Although I am not a lawyer, I really have problems understanding how anyone can raise fears about international law being breached by military action against Iraq. Chapter 7 specifically allows the use of force and Saddam has failed to comply with 23 separate obligations under a series of resolutions under Chapter 7. I said when the House was recalled last September that, as someone who had spent the last 12 months of her government service completely immersed in the Gulf crisis and the war of 1990–91, I felt a sense of de ja vu. It gives me no pleasure to have to say that that sense has only become stronger.
I agree with my right honourable friend the Prime Minister in his intellectually powerful and moving speech in Glasgow, when he said that what we are seeing, in the way Saddam is playing at co-operation with the inspectors, is a repeat of the 1990s. Even the very faces around Saddam's military council table are exactly the same. Those of us who have seen all of this before know only too well how this game goes: the serial last-minute concessions, always with a twist of a qualification; visits and interviews with western politicians; the parading of the Christian religion of Tariq Aziz; and so on and so on.

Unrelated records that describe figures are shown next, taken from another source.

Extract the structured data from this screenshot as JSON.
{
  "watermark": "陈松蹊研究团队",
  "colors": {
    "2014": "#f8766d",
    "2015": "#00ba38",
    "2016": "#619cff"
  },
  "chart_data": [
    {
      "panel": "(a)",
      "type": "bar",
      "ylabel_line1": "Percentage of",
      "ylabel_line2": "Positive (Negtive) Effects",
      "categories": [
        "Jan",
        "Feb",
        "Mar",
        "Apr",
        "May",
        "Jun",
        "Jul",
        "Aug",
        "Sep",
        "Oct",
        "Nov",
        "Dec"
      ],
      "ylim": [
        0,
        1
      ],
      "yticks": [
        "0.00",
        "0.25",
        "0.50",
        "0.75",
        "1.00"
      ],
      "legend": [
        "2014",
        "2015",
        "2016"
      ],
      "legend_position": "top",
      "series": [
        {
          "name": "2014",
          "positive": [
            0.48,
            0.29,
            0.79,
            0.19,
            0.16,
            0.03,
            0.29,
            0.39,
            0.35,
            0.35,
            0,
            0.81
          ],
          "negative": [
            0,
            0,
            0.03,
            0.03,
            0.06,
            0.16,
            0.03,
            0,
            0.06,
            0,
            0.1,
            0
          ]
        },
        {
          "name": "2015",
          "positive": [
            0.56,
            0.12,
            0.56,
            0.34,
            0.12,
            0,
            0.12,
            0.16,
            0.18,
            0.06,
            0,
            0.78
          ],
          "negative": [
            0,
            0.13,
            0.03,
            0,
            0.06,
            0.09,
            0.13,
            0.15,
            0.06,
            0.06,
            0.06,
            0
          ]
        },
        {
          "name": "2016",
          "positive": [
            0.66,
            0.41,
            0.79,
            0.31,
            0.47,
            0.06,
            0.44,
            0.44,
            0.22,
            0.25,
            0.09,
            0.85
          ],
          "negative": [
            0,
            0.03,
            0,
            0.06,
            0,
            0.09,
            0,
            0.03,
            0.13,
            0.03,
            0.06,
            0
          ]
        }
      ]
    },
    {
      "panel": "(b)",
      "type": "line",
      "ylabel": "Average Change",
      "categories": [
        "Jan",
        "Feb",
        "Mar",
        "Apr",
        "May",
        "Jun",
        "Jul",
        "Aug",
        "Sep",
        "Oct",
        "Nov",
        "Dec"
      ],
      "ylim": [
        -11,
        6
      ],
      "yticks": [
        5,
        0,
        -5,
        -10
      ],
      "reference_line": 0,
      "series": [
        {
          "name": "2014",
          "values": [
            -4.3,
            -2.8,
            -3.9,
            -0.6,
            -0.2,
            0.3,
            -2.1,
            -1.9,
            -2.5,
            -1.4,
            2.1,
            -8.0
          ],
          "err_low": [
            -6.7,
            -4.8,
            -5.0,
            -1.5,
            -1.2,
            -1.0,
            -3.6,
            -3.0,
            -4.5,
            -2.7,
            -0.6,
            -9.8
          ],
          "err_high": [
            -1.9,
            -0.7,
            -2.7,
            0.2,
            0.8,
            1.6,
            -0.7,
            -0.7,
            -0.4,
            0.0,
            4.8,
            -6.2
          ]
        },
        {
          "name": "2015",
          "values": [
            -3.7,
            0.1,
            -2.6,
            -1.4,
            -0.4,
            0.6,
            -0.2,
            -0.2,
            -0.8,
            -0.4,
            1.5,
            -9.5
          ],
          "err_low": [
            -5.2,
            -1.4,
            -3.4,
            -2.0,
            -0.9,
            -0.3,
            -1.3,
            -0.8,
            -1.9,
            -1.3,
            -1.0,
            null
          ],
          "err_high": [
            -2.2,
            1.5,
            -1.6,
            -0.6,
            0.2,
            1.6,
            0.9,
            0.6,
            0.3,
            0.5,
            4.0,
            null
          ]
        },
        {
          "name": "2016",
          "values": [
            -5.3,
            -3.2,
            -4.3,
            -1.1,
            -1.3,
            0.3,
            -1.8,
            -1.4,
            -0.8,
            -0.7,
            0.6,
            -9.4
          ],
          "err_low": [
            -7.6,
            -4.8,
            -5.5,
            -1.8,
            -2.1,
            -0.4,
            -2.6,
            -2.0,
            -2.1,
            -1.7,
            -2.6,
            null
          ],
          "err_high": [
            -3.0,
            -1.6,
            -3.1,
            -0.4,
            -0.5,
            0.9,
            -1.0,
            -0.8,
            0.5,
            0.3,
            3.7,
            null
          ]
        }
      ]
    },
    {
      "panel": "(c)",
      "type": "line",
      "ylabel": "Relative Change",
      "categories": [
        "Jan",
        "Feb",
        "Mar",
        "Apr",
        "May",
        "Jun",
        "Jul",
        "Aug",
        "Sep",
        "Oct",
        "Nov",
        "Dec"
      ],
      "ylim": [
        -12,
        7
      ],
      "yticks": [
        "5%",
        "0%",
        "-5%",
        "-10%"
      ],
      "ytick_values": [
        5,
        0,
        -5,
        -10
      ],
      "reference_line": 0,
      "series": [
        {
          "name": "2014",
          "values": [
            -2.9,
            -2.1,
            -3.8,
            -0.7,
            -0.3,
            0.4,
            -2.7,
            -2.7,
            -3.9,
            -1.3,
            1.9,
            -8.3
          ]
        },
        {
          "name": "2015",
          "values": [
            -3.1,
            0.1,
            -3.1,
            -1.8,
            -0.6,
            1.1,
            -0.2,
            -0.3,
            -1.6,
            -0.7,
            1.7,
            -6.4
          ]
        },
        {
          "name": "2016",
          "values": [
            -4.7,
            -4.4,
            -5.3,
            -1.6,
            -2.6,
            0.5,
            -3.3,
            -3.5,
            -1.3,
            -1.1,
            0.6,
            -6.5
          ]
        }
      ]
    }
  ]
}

Twelve years after the UN gave him 15 days to disarm—15 days, my Lords—Resolution 1441 gave him a final opportunity to disarm. As my right honourable friend the Prime Minister has said—most recently in his Statement yesterday—if Saddam really takes the opportunity and starts to co-operate, the inspectors can have as long as it takes. But if the evasion continues, there has to be action now. It cannot be that 1441's "serious consequences" turn out only to mean an increased number of inspectors or an extension of inspection time. As my noble friend the Minister made clear today in her comprehensive introduction to this debate, "serious consequences" really have to mean "serious consequences".
As someone who was in the hall in Glasgow listening very carefully to the Prime Minister's speech, which I have subsequently re-read several times, I want to say that the point I heard and understood the Prime Minister making about morality was not, as the media would have it, the case for the morality of war, but rather he was addressing those who are understandably disturbed about the possible consequences of war and the morality of causing those consequences and saying that there were consequences of not taking military action and that these also are disturbing, and morality has to come into that, too.
I have to say to your Lordships that that point has great personal resonance for me. In over 22 years of government service, through many stressful and difficult decisions and situations in my career, there is one outstandingly painful experience which troubles me still, and that is the massacre in 1991 by Saddam of the Shia in Basra and southern Iraq. He was able to massacre them because we stopped our military action earlier than might have been expected. There were issues raised then, too, about international law and a public outcry about continuing to fight and kill Iraqi soldiers after Kuwait had been liberated. But the consequences of us not taking the required action were terrible. Surely there has to be a question of our moral responsibility for not taking action then, and there are surely lessons to be learnt today.
War is always bad but it is not always the worst option. The stark choice is Saddam's: disarm now or be disarmed.